Please, show me the right way, I pray.
Ya Allah. To this day, I still don’t know why I feel this way.
Maybe you’re so tired of hearing me whine like this all the time. But I can’t help it. To this day, it’s still here, bothering me…making my life miserable.
I’m talking about law school. No, it’s not law school that’s bothering me per se. I don’t know…it’s just that there are so many days that I feel so bored and uninterested to study. Most of the time, I just sleep it off. And at the end of the day, I’d be depressed till I fall asleep and wake up again. Why? Because I feel so bad, so guilty for being so lazy and irresponsible. But God, I can’t find any motivation to work as hard as I did before. High grades? Not so much. My preliminary exam grades have been OK so far (I don’t mean to brag) but I still don’t find “inspiration” in them. Oh God, I am in my third year now. Please help me go through this. I have to finish this. I can’t quit now. It’s too late. I’m almost at the finish line and I can’t turn back. I can’t.
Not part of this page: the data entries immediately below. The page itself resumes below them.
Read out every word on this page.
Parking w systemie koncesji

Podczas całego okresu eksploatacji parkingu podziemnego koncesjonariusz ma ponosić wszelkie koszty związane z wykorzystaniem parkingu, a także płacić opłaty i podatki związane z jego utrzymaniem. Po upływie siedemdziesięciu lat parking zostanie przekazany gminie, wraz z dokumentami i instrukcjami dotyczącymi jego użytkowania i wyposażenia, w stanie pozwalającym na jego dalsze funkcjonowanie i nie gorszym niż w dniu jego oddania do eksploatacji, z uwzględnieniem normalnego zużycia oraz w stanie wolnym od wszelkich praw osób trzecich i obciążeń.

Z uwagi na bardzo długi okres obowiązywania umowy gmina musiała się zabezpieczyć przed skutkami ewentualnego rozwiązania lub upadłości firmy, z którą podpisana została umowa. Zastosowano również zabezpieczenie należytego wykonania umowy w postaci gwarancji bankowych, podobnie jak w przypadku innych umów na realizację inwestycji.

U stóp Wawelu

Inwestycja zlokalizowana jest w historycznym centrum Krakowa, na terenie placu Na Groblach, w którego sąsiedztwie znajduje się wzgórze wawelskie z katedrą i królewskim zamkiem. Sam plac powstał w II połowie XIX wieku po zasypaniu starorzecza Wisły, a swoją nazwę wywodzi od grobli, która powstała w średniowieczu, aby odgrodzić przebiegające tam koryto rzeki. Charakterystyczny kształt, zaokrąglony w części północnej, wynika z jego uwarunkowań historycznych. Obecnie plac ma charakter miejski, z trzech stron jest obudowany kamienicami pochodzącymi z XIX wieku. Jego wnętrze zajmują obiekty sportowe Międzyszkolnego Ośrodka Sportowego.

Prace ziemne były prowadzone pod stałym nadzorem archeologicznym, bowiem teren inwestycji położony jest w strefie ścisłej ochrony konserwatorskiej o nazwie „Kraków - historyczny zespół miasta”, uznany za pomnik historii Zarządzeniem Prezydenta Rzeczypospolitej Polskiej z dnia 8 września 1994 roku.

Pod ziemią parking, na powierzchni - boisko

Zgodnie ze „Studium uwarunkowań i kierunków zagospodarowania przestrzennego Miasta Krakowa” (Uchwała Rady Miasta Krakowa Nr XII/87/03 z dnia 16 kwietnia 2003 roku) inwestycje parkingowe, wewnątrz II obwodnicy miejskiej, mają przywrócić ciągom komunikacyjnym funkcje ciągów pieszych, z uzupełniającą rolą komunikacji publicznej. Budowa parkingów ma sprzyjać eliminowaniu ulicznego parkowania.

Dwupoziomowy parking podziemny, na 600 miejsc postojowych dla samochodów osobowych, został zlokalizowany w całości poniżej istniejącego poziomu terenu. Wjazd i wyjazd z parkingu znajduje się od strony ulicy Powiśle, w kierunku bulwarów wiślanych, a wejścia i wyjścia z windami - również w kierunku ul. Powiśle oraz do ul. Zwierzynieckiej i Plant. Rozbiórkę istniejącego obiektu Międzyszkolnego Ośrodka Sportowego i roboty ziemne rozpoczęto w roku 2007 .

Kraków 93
There are several times that I contemplated about quitting…because law school doesn’t make me THAT happy anymore. But then when I seriously think about it, I end up telling myself, “No. I really want to stay.”
And then it makes me wonder: Am I reluctant to leave because I really want to stay or am I just afraid of the uncertainty that will arise thereafter? I mean, what if I quit…what does the world outside of law school has to offer to me? What will I do? Will I be able to find a job that will make me happy? And what exactly will make me happy and interested and invigorated to keep living life with enthusiasm?
I always tell a friend that I’m the type of person who can’t live a routinary life. I need to do something that will allow me to do new, exciting and different things everyday. I want to meet people and learn about new cultures. I want to travel a lot! (And the only thing that comes close to that, I think, is foreign service. And I think it’s easier to get into it if you’re a lawyer. Haha.)
So then…am I just afraid of the uncertainty out there? Am I just afraid that I would regret my decision to leave law school? Will my heart be tainted with envy when I see my batch mates have the appellation “Atty.” before their names? Will I be telling myself “I should have, I could have, I would have” a lot after quitting? Maybe. I don’t know. It’s just so confusing…and depressing at the same time when you’re not sure anymore about what you want to do in life. What if I end up to be a bum after I quit? Good Lord, no!
Ya Allah…please, I’m surrendering my life to You. Please…please…please…show me the right way. Until now, I can’t seem to find it. Please…if You know that this is what’s best for me, that this is what will ultimately make me happy…please, make me pour all my heart and soul into it. If there’s something else out there for me, please guide me to it before it’s too late. Ameen.